O dönem torpil ve liyakatsizlikten yakınan ailenin hikayesini aktaran Yılmaz Özdil, Hafize Gaye Erkan'ın geçtiğimiz gün Resmi Gazete'de yayımlanarak kurulduğu duyurulan 'Yatırım ve Finans Ofisi'ne ABD tarafından torpille atandığını ileri sürerek şu ifadeleri kullandı:
“24 yıl önce gazeteye röportaj vererek, bedava staj yapmak istemesine rağmen hiçbir şirketin kendisini kabul etmediğini anlatan o üzgün kız, adeta aynı çaresizliği tekrar yaşıyordu, bu defa tek farkı vardı, artık haber bile yapılmıyordu.
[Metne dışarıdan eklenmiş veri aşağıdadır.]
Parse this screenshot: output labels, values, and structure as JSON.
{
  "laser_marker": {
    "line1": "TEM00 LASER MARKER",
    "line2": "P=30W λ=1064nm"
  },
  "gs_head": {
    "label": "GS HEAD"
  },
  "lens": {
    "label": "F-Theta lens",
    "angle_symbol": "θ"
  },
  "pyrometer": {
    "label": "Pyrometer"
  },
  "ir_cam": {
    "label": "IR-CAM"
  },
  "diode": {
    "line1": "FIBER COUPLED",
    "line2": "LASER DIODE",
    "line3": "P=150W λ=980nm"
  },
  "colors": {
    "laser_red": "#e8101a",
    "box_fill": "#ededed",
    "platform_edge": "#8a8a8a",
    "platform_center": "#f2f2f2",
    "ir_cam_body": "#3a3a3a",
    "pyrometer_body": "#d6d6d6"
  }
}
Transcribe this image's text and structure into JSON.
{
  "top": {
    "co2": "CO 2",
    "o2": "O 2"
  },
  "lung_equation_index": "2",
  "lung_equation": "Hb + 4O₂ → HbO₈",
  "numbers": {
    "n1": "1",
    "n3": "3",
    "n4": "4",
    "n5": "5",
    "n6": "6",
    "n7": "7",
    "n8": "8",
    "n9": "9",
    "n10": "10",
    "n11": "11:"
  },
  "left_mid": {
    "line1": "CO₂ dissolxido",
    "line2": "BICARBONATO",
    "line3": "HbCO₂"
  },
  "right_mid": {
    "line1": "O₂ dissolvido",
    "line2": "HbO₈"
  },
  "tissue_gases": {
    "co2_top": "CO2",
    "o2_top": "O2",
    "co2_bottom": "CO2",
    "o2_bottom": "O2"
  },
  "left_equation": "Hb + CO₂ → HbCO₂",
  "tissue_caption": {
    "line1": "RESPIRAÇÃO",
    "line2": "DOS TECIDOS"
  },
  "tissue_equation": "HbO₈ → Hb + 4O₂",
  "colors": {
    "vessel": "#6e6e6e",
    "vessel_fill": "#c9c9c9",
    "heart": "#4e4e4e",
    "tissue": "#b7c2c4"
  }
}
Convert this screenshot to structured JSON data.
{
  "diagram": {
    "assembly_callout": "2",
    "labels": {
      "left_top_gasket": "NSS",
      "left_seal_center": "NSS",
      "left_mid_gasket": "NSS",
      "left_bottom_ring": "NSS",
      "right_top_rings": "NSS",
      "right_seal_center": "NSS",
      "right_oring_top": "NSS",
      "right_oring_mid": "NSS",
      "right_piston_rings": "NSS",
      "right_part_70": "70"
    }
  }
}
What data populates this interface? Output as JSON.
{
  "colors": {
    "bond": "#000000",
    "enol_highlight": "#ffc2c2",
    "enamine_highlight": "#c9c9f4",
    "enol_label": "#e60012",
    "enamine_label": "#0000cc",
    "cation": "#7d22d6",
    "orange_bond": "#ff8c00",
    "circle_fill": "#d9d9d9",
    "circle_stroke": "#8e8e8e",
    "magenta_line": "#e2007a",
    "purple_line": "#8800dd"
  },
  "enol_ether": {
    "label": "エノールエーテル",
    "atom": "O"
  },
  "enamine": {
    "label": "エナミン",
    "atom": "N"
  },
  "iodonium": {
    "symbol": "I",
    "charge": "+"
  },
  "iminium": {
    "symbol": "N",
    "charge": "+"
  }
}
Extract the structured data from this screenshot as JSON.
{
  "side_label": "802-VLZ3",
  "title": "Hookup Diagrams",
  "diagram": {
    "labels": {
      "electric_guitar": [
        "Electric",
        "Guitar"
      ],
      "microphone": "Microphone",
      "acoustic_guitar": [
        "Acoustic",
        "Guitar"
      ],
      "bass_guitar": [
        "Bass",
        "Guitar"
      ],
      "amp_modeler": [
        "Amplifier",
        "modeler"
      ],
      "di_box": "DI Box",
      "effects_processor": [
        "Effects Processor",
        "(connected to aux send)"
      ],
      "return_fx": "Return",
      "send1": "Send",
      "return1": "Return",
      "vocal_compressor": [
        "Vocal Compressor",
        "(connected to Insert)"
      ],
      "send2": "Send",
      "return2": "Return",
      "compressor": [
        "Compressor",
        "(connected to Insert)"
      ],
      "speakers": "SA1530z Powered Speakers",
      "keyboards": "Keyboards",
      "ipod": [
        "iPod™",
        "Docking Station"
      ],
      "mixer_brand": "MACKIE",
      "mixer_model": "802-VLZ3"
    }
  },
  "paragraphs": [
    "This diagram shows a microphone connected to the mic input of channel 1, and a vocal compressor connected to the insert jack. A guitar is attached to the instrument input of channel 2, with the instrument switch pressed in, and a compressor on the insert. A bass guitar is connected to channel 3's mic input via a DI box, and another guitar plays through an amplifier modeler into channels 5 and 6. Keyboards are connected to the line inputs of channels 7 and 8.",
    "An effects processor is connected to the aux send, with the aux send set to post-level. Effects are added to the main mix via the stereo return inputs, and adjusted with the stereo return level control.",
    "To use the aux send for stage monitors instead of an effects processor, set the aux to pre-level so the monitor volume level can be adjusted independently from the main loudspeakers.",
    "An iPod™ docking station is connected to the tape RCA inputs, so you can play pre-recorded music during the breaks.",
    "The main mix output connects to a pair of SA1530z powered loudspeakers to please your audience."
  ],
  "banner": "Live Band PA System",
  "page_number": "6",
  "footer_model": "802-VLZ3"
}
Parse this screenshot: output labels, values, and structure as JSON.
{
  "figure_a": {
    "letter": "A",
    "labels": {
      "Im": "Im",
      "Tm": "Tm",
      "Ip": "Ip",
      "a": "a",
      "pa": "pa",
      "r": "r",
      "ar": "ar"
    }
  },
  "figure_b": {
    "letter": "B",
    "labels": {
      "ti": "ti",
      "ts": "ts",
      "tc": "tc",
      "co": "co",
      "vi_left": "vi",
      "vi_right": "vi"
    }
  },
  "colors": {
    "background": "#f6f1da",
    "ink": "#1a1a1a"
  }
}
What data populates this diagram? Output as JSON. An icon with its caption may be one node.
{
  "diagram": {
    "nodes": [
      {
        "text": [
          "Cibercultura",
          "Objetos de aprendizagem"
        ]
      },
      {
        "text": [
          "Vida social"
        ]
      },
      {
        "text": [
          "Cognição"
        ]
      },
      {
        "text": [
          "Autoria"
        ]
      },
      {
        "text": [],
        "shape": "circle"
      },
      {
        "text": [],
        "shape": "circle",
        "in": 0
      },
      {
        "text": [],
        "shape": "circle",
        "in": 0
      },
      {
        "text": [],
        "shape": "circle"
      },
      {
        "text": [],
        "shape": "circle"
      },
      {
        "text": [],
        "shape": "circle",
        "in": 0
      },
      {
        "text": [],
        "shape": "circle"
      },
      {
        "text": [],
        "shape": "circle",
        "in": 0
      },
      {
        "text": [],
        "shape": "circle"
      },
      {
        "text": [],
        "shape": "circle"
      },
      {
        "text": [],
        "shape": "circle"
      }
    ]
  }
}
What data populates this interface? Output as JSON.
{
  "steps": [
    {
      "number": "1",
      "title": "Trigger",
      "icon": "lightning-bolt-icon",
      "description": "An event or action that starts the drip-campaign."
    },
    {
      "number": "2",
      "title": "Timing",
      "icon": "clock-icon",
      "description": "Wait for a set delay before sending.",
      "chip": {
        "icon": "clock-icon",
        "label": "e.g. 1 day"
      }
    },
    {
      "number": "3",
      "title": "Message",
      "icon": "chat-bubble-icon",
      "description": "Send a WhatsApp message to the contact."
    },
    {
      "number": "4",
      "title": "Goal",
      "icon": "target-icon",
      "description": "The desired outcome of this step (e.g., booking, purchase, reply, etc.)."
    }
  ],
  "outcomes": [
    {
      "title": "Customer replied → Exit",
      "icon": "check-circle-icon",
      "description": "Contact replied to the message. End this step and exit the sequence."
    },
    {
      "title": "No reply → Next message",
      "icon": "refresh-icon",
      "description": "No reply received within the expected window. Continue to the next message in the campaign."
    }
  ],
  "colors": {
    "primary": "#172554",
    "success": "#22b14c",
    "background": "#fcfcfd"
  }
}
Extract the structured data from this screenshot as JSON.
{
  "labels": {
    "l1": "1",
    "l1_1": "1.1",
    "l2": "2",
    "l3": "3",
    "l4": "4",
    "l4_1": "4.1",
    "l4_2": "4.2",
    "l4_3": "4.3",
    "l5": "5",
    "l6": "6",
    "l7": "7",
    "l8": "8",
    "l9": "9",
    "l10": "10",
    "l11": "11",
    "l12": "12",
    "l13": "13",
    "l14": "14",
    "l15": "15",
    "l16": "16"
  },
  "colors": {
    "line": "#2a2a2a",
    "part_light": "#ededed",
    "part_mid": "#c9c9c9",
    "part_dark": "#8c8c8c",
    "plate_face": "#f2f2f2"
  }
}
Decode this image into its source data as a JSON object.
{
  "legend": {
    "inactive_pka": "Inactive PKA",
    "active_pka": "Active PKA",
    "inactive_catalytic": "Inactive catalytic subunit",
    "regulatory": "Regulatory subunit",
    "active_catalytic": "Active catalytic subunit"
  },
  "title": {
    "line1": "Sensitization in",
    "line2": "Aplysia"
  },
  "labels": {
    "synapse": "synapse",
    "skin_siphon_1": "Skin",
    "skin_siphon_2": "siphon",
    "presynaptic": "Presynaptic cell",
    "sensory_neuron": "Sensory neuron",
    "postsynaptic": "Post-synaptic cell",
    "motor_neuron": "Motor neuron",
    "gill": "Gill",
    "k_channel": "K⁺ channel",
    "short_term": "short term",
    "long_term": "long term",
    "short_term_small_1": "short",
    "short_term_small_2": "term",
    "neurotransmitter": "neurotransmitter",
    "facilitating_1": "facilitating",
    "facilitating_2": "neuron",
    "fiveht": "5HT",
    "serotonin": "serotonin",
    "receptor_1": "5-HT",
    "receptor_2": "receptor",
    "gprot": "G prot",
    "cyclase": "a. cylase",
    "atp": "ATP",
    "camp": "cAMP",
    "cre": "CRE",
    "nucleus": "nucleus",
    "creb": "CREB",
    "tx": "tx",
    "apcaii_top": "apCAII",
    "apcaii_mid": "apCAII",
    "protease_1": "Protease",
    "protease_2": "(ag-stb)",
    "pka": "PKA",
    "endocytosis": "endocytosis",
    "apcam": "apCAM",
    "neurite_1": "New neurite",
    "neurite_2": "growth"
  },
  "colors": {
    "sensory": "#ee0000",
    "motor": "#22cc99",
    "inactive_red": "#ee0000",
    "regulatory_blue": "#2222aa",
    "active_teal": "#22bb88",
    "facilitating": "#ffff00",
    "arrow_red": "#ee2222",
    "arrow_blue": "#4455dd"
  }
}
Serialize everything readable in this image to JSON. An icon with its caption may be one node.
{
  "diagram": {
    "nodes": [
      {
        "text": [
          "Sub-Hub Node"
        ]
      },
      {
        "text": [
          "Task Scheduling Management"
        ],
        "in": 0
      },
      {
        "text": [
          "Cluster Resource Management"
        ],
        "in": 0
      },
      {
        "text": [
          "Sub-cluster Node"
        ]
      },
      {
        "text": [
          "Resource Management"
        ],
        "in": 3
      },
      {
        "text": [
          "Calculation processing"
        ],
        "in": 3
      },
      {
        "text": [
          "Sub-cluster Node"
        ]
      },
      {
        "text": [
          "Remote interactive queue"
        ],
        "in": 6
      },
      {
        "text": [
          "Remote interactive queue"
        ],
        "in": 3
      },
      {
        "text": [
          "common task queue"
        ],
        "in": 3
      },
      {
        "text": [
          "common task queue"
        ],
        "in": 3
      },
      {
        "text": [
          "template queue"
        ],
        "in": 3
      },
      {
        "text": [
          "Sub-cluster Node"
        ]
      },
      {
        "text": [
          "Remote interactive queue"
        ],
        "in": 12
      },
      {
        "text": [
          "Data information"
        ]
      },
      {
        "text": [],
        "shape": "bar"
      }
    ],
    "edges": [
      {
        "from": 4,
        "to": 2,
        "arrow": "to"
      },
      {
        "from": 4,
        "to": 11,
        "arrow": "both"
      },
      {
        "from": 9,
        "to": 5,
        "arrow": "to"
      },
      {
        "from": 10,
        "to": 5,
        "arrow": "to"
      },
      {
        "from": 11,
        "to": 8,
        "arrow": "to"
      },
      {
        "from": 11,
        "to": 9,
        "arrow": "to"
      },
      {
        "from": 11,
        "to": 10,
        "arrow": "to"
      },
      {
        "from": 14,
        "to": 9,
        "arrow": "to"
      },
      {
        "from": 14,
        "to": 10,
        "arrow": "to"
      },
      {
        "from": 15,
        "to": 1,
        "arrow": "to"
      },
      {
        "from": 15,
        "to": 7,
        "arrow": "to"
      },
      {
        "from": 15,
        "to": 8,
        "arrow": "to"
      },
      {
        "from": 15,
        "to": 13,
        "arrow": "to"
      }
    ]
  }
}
Taa ki, geçen haftaya kadar...
Geçen hafta aniden fısıltı gazetesi devreye girdi, Ankara kulislerinde yeniden ismi fısıldanmaya başlandı. Niye?
Niyesi şu... Gümrük vergileriyle dünya ekonomisini dizayn etmeye başlayan Trump, yakın arkadaşı, dolar milyarderi emlakçı Tom Barrack’ı Türkiye’ye ABD büyükelçisi olarak atadı. Risk sermayedarı olan, haczin eşiğindeki gayrimenkulleri alıp satan, Katar’la, Katar varlık fonuyla sık sık “ortak” olarak çalışan Tom Barrack’ın, bizim açımızdan bir diğer önemli özelliği, Gaye Erkan’la birlikte, aynı dönemde, First Republic Bank’te yönetim kurulu üyesi olmasıydı. Demeye kalmadı, eşzamanlı olarak, Resmi Gazete’de zart diye kararname yayımlandı, “yatırım ve finans ofisi” kuruldu.
E, fısıltılar patladı. Emlakçı arkadaşı Tom Barrack’ı büyükelçi olarak gönderen Beyaz Saray’ın, büyükelçinin mesai arkadaşı Gaye Erkan’ı da bizim saraya dayattığı konuşulmaya başlandı. Hırslı ve kırgın baba-kızın, merkez bankasının değil, bu defa komple ekonominin başına geleceği konuşulmaya başlandı.
Hayat ne enteresan değil mi... Tee 24 yıl önce liyakatsizlikle mücadele etmek için “torpil” haberi yapıyorsun, Türkiye’deki “torpil” kangreni yüzünden eğitimli gençlerimizi ABD’ye kaptırdığımızı haber yapıyorsun, tee 24 yıl sonra aynı ABD’nin aynı gencimizi bize “torpil”le gönderdiği haber oluyor!”